If you think my day of indulgence ended there, it didn’t.  I adjourned with Henry to a toasty bar beneath Covent Garden for hot chocolate.  After he left I wrote and posted some Christmas cards, then headed toward the Strand where I happened upon a charming café called Il Tempo serving traditional Italian aperitivo.  Sitting at the little bar (a quiet haven compared to pubs at this time of year) I met two chaps who’d been indulging their own passions at a pop-up restaurant temporarily housed on the top of the Royal Festival Hall.  Sponsored by Electrolux presenting Michelin Star Chefs such as Daniel Clifford, this glass kitchen, with eighteen seats and stunning views over London, has proven so popular with executives and foodies they’ve left it operating far longer than expected.  Over a glass of Italian red, which these nice gentlemen purchased for me, I got a detailed explanation of The Cube’s rich tasting menu - course after indulgent course for Andy and Jon the equivalent of the variations and acts I’d been enjoying at the ballet.   

My day of indulgence wasn’t yet over.  For I then rushed down the street smelling of truffle and garlic salami, under the arches to the Charing Cross Theatre, better-known as the Players, to see the OperaUpClose production of La Bohème directed by Robin Norton-Hale.  Dan was looking at his watch as I rushed in the door with the foyer bell ringing.  He’s an investor in the production and, as it happens, we first met in the bar at the Kings Head during the Carmen season.  We’ve seen many shows around London in recent months, separately and together, and it’s great to have a play-mate who loves the theatre as much as I do.  I was pleased to see this production of La Bohème again, this evening with a different cast, and enjoy the purity of tone of Susan Jiwey’s Mimi and the erratic passion of Phillip Lee’s Rodolfo.  It isn’t easy to sing opera in English – far too many consonants – but the translation brings out much of the libretto’s tension and humour, and the intimate experience of young, talented singers, bringing characters to life with realism rather than reverence, is a refreshing compliment to traditional interpretations of much-loved scores.    

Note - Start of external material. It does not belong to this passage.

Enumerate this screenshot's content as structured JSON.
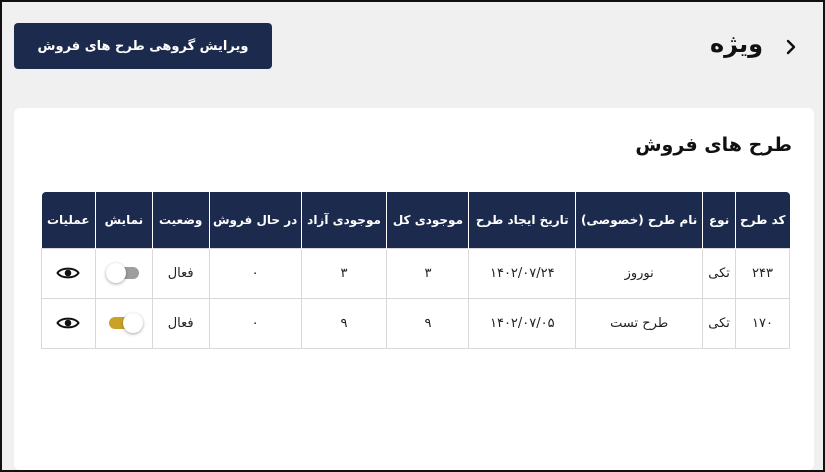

As I walked home that evening, there were drunks and Christmas party revellers everywhere.  Yet in my head there was only space for the tones of my own dear father’s voice, walking around our family lounge-room singing Che Gelida Manina with exceeding warmth and tenderness.  I suppose when you’ve grown up with splendid renditions of Your Tiny Hand is Frozen as part of your daily routine, are taken to the Opera House and encouraged to study drama and music, it was highly likely I’d become an indulgent consumer and practitioner of the arts.